First of all, we will add and subtract a number in the numerator, so that they get separated. After that, we will let the denominator as any variable (say t) and will convert dx into dt. Then after solving further we will re-put the values that we have left.

Complete Step by Step Solution:
Let us consider $\int {\dfrac{{{e^x}}}{{{e^x} + 1}}dx}$ as y
$\Rightarrow y = \int {\dfrac{{{e^x}}}{{{e^x} + 1}}dx}$
Now, we will add and subtract 1 in the numerator
$\Rightarrow y = \int {\dfrac{{{e^x} + 1 - 1}}{{{e^x} + 1}}dx}$
Now, we will separate it into two parts (first one will be the $\int {\dfrac{{{e^x} + 1}}{{{e^x} + 1}}dx}$ and the other one is $\int {\dfrac{{ - 1}}{{{e^x} + 1}}dx}$ )
$\Rightarrow y = \int {\dfrac{{{e^x} + 1}}{{{e^x} + 1}}dx + \int {\dfrac{{ - 1}}{{{e^x} + 1}}} } dx$
We can also write it as
$\Rightarrow y = \int {\dfrac{{{e^x} + 1}}{{{e^x} + 1}}dx} - \int {\dfrac{1}{{{e^x} + 1}}dx}$
$\Rightarrow y = \int {1dx} - \int {\dfrac{1}{{{e^x} + 1}}dx}$
As we know that $\int {1dx = x}$
Therefore, $\Rightarrow y = x - \int {\dfrac{1}{{{e^x} + 1}}dx}$
Let us consider $- \int {\dfrac{1}{{{e^x} + 1}}dx}$ as I
$\Rightarrow y = x + I$
And $I = - \int {\dfrac{1}{{{e^x} + 1}}dx}$ ……(i)

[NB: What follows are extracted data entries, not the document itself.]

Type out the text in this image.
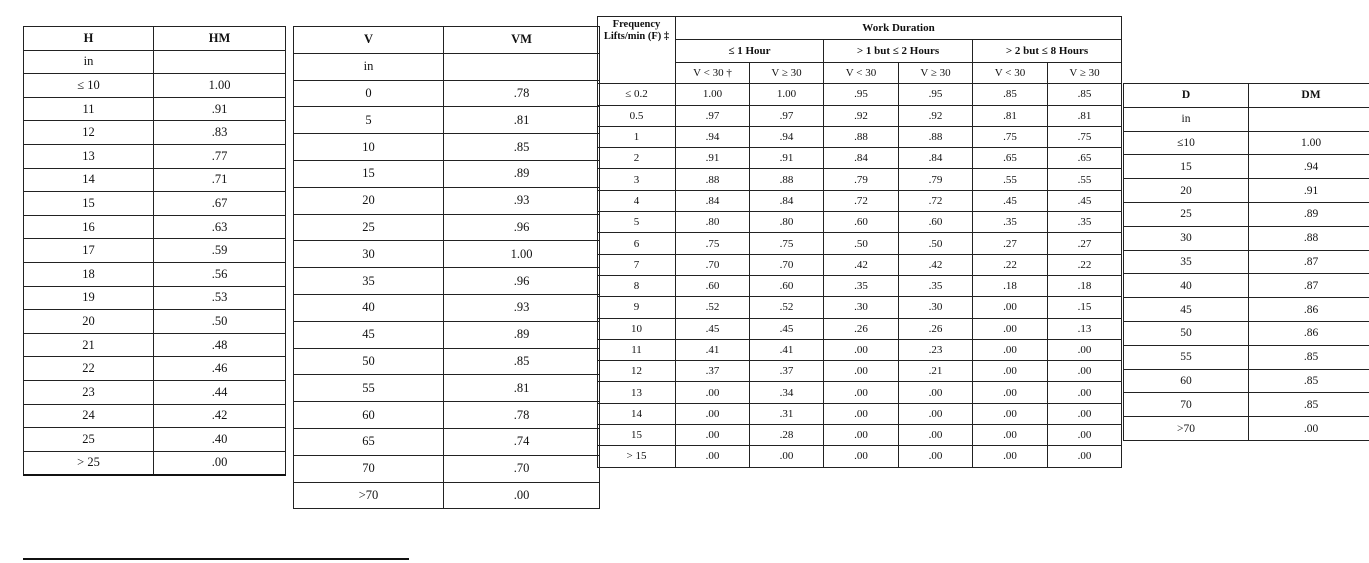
H	HM
in	
≤ 10	1.00
11	.91
12	.83
13	.77
14	.71
15	.67
16	.63
17	.59
18	.56
19	.53
20	.50
21	.48
22	.46
23	.44
24	.42
25	.40
> 25	.00
V	VM
in	
0	.78
5	.81
10	.85
15	.89
20	.93
25	.96
30	1.00
35	.96
40	.93
45	.89
50	.85
55	.81
60	.78
65	.74
70	.70
>70	.00
Frequency Lifts/min (F) ‡	Work Duration					
	≤ 1 Hour		> 1 but ≤ 2 Hours		> 2 but ≤ 8 Hours	
	V < 30 †	V ≥ 30	V < 30	V ≥ 30	V < 30	V ≥ 30
≤ 0.2	1.00	1.00	.95	.95	.85	.85
0.5	.97	.97	.92	.92	.81	.81
1	.94	.94	.88	.88	.75	.75
2	.91	.91	.84	.84	.65	.65
3	.88	.88	.79	.79	.55	.55
4	.84	.84	.72	.72	.45	.45
5	.80	.80	.60	.60	.35	.35
6	.75	.75	.50	.50	.27	.27
7	.70	.70	.42	.42	.22	.22
8	.60	.60	.35	.35	.18	.18
9	.52	.52	.30	.30	.00	.15
10	.45	.45	.26	.26	.00	.13
11	.41	.41	.00	.23	.00	.00
12	.37	.37	.00	.21	.00	.00
13	.00	.34	.00	.00	.00	.00
14	.00	.31	.00	.00	.00	.00
15	.00	.28	.00	.00	.00	.00
> 15	.00	.00	.00	.00	.00	.00
D	DM
in	
≤10	1.00
15	.94
20	.91
25	.89
30	.88
35	.87
40	.87
45	.86
50	.86
55	.85
60	.85
70	.85
>70	.00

Let ${e^x} + 1 = t$ ……(ii)
Differentiating both sides of the above equation with respect to t
$\Rightarrow \dfrac{{d\left( {{e^x}} \right)}}{{dt}} + \dfrac{{d\left( 1 \right)}}{{dt}} = \dfrac{{d\left( t \right)}}{{dt}}$
On further simplification,
$\Rightarrow {e^x}\left( {\dfrac{{dx}}{{dt}}} \right) + 0 = 1$
$\Rightarrow {e^x}\left( {dx} \right) = dt$
$\Rightarrow dx = \dfrac{{dt}}{{{e^x}}}$ ……(iii)

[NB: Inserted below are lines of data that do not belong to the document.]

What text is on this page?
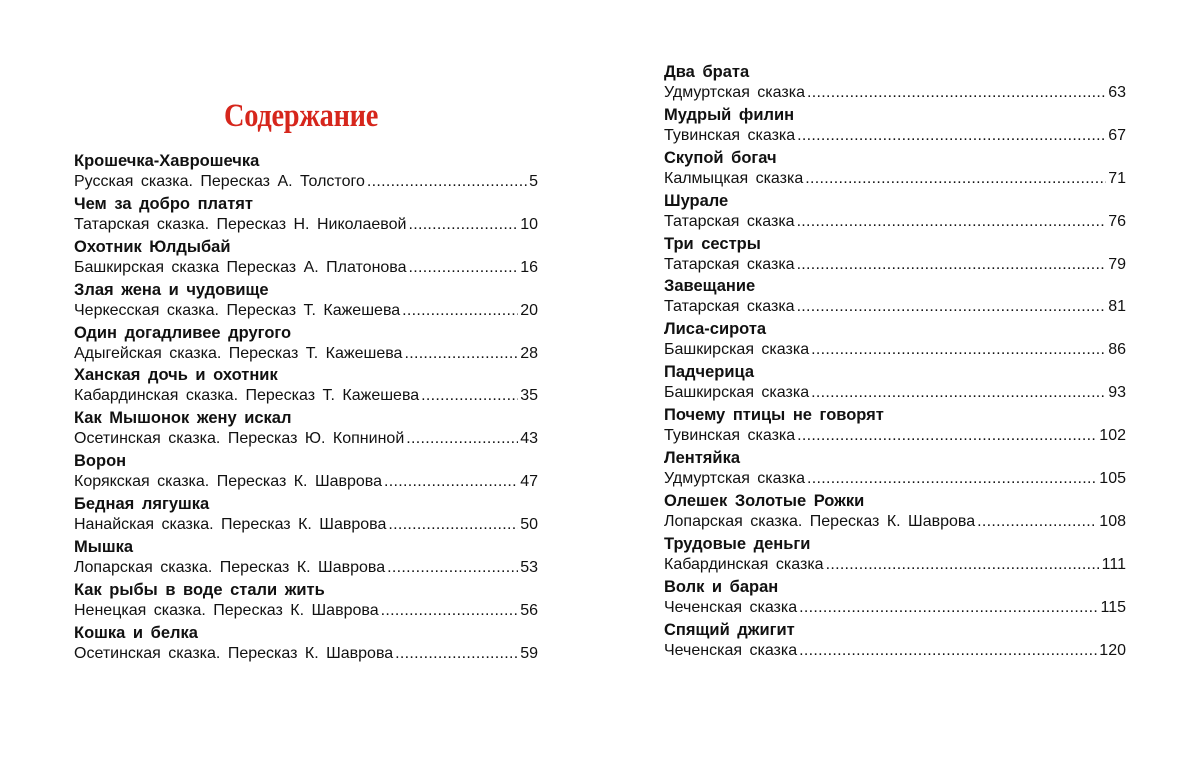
Содержание
Крошечка-Хаврошечка
Русская сказка. Пересказ А. Толстого .....	5
Чем за добро платят
Татарская сказка. Пересказ Н. Николаевой .....	10
Охотник Юлдыбай
Башкирская сказка Пересказ А. Платонова .....	16
Злая жена и чудовище
Черкесская сказка. Пересказ Т. Кажешева .....	20
Один догадливее другого
Адыгейская сказка. Пересказ Т. Кажешева .....	28
Ханская дочь и охотник
Кабардинская сказка. Пересказ Т. Кажешева .....	35
Как Мышонок жену искал
Осетинская сказка. Пересказ Ю. Копниной .....	43
Ворон
Корякская сказка. Пересказ К. Шаврова .....	47
Бедная лягушка
Нанайская сказка. Пересказ К. Шаврова .....	50
Мышка
Лопарская сказка. Пересказ К. Шаврова .....	53
Как рыбы в воде стали жить
Ненецкая сказка. Пересказ К. Шаврова .....	56
Кошка и белка
Осетинская сказка. Пересказ К. Шаврова .....	59
Два брата
Удмуртская сказка .....	63
Мудрый филин
Тувинская сказка .....	67
Скупой богач
Калмыцкая сказка .....	71
Шурале
Татарская сказка .....	76
Три сестры
Татарская сказка .....	79
Завещание
Татарская сказка .....	81
Лиса-сирота
Башкирская сказка .....	86
Падчерица
Башкирская сказка .....	93
Почему птицы не говорят
Тувинская сказка .....	102
Лентяйка
Удмуртская сказка .....	105
Олешек Золотые Рожки
Лопарская сказка. Пересказ К. Шаврова .....	108
Трудовые деньги
Кабардинская сказка .....	111
Волк и баран
Чеченская сказка .....	115
Спящий джигит
Чеченская сказка .....	120
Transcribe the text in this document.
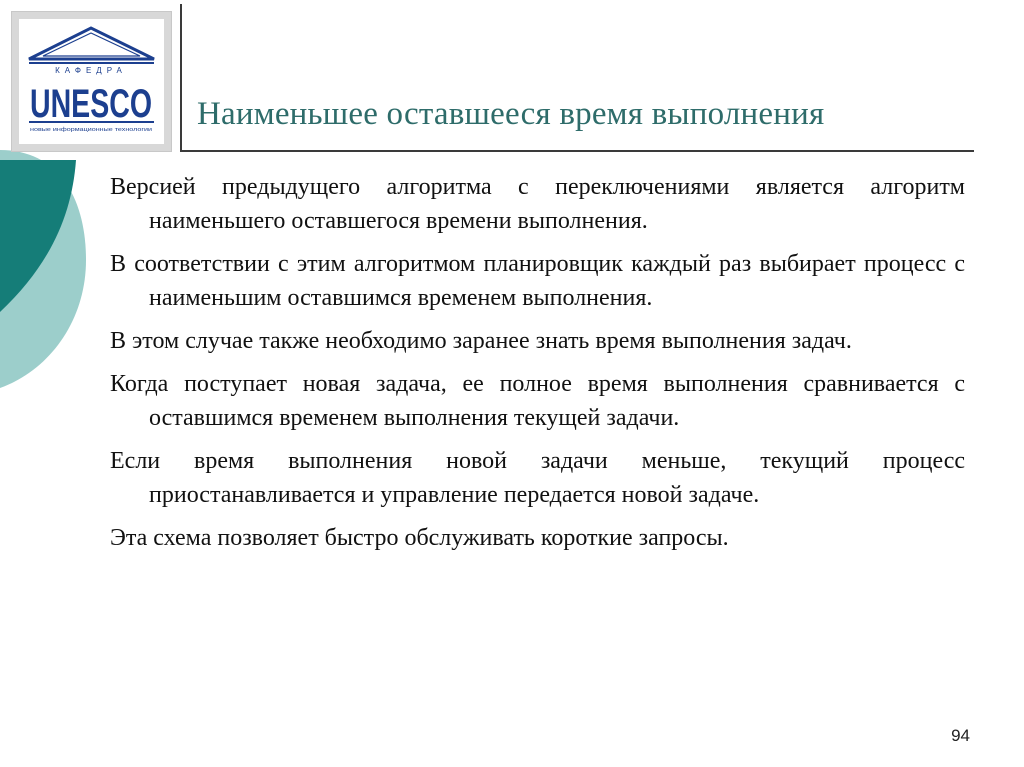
КАФЕДРА
UNESCO
новые информационные технологии Наименьшее оставшееся время выполнения

Версией предыдущего алгоритма с переключениями является алгоритм наименьшего оставшегося времени выполнения.

В соответствии с этим алгоритмом планировщик каждый раз выбирает процесс с наименьшим оставшимся временем выполнения.

В этом случае также необходимо заранее знать время выполнения задач.

Когда поступает новая задача, ее полное время выполнения сравнивается с оставшимся временем выполнения текущей задачи.

Если время выполнения новой задачи меньше, текущий процесс приостанавливается и управление передается новой задаче.

Эта схема позволяет быстро обслуживать короткие запросы.

94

Now, by putting the value of dx and ${e^x} + 1$ from (ii) and (iii) in (i), we get
$\Rightarrow I = - \int {\dfrac{1}{{t(t - 1)}}dt}$
Now, adding and subtracting t in the numerator
$\Rightarrow I = - \int {\dfrac{{1 + t - t}}{{t(t - 1)}}dt}$
We can rewrite the above equation as
$\Rightarrow I = - \int {\dfrac{{t - \left( {t - 1} \right)}}{{t(t - 1)}}dt}$
Now, we will separate the above equation into two parts (first one will be the $- \int {\dfrac{t}{{t\left( {t - 1} \right)}}dt}$ and the other one is $- \int {\dfrac{{ - \left( {t - 1} \right)}}{{t\left( {t - 1} \right)}}dt}$ )

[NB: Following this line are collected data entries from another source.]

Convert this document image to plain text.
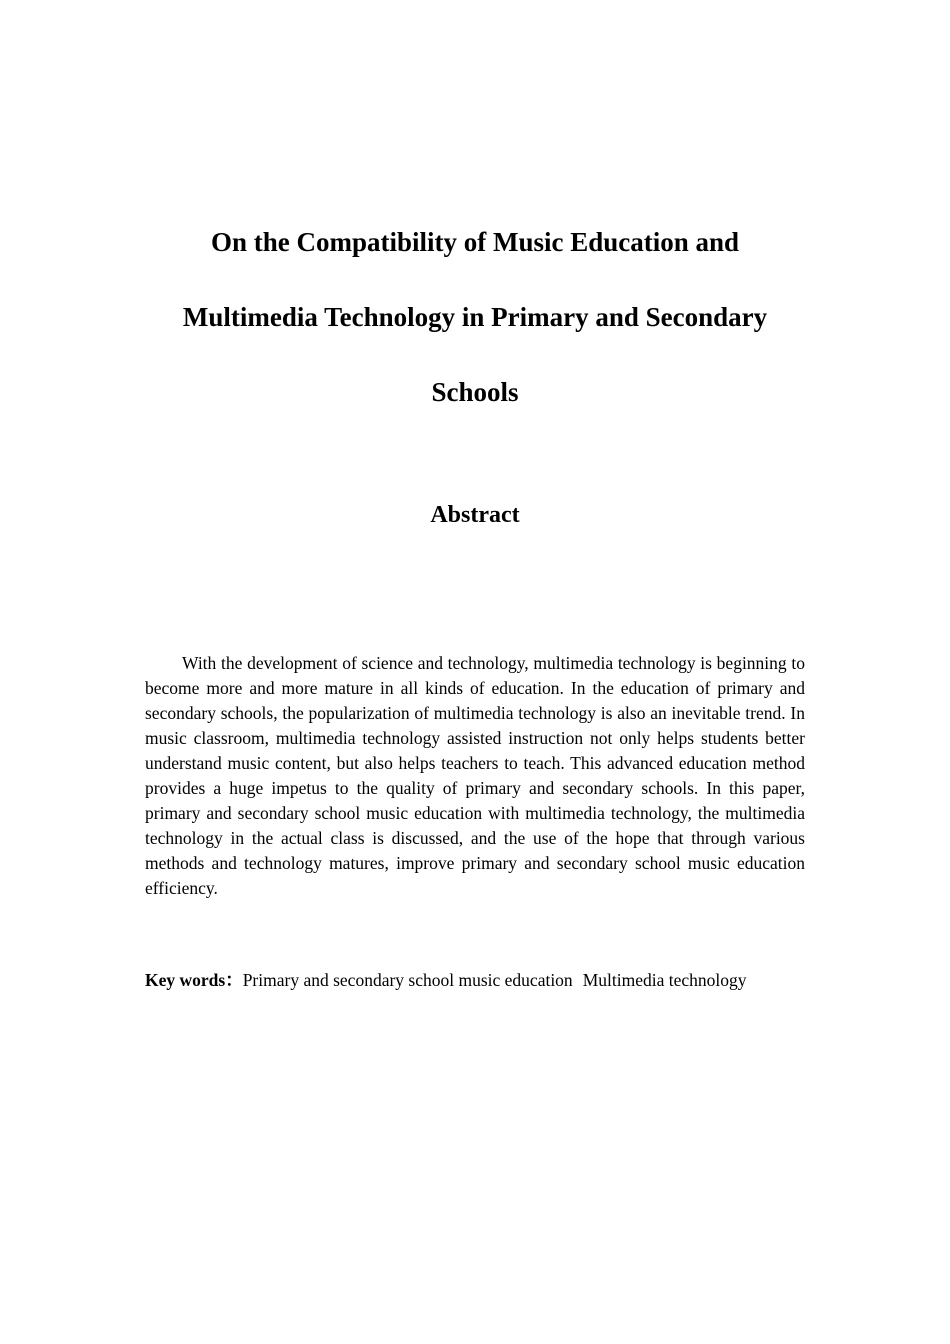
On the Compatibility of Music Education and
Multimedia Technology in Primary and Secondary
Schools
Abstract

With the development of science and technology, multimedia technology is beginning to become more and more mature in all kinds of education. In the education of primary and secondary schools, the popularization of multimedia technology is also an inevitable trend. In music classroom, multimedia technology assisted instruction not only helps students better understand music content, but also helps teachers to teach. This advanced education method provides a huge impetus to the quality of primary and secondary schools. In this paper, primary and secondary school music education with multimedia technology, the multimedia technology in the actual class is discussed, and the use of the hope that through various methods and technology matures, improve primary and secondary school music education efficiency.

Key words：Primary and secondary school music education Multimedia technology
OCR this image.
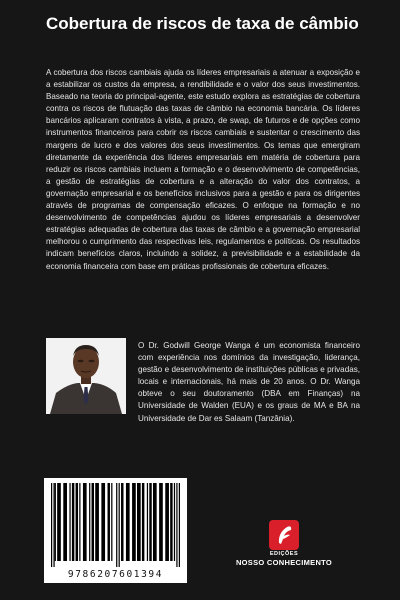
Cobertura de riscos de taxa de câmbio
A cobertura dos riscos cambiais ajuda os líderes empresariais a atenuar a exposição e a estabilizar os custos da empresa, a rendibilidade e o valor dos seus investimentos. Baseado na teoria do principal-agente, este estudo explora as estratégias de cobertura contra os riscos de flutuação das taxas de câmbio na economia bancária. Os líderes bancários aplicaram contratos à vista, a prazo, de swap, de futuros e de opções como instrumentos financeiros para cobrir os riscos cambiais e sustentar o crescimento das margens de lucro e dos valores dos seus investimentos. Os temas que emergiram diretamente da experiência dos líderes empresariais em matéria de cobertura para reduzir os riscos cambiais incluem a formação e o desenvolvimento de competências, a gestão de estratégias de cobertura e a alteração do valor dos contratos, a governação empresarial e os benefícios inclusivos para a gestão e para os dirigentes através de programas de compensação eficazes. O enfoque na formação e no desenvolvimento de competências ajudou os líderes empresariais a desenvolver estratégias adequadas de cobertura das taxas de câmbio e a governação empresarial melhorou o cumprimento das respectivas leis, regulamentos e políticas. Os resultados indicam benefícios claros, incluindo a solidez, a previsibilidade e a estabilidade da economia financeira com base em práticas profissionais de cobertura eficazes.
O Dr. Godwill George Wanga é um economista financeiro com experiência nos domínios da investigação, liderança, gestão e desenvolvimento de instituições públicas e privadas, locais e internacionais, há mais de 20 anos. O Dr. Wanga obteve o seu doutoramento (DBA em Finanças) na Universidade de Walden (EUA) e os graus de MA e BA na Universidade de Dar es Salaam (Tanzânia).
9786207601394
EDIÇÕES
NOSSO CONHECIMENTO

$\Rightarrow I = - \int {\dfrac{t}{{t\left( {t - 1} \right)}}dt - \int {\dfrac{{ - \left( {t - 1} \right)}}{{t\left( {t - 1} \right)}}dt} }$
$\Rightarrow I = - \int {\dfrac{1}{{t - 1}}dt - \int {\dfrac{{ - 1}}{t}dt} }$
As we know that $\int {\dfrac{1}{x}dx = \ln \left( x \right)}$
Hence $I = - \ln \left( {t - 1} \right) + \ln \left( t \right)$
Now, putting the value of t from (ii)
$\Rightarrow I = - \ln \left( {{e^x} + 1 - 1} \right) + \ln \left( {{e^x} + 1} \right)$
We can also rewrite the above equation as
$\Rightarrow I = \ln \left( {{e^x} + 1} \right) - \ln \left( {{e^x}} \right)$
As $y = x + I$
As we know $\ln \left( {{e^x}} \right) = x$

Therefore, $y = x + \ln ({e^x} + 1) - x$
$\Rightarrow y = \ln ({e^x} + 1)$

Note:
While doing these types of problems, strictly take care of dx and dt. When you let a variable (say x) to another variable (say t) then take care that you do not forget to change the dx into dt. And in the last, do not forget to put the given variables. Do not leave the answer in those variables which you have taken (let).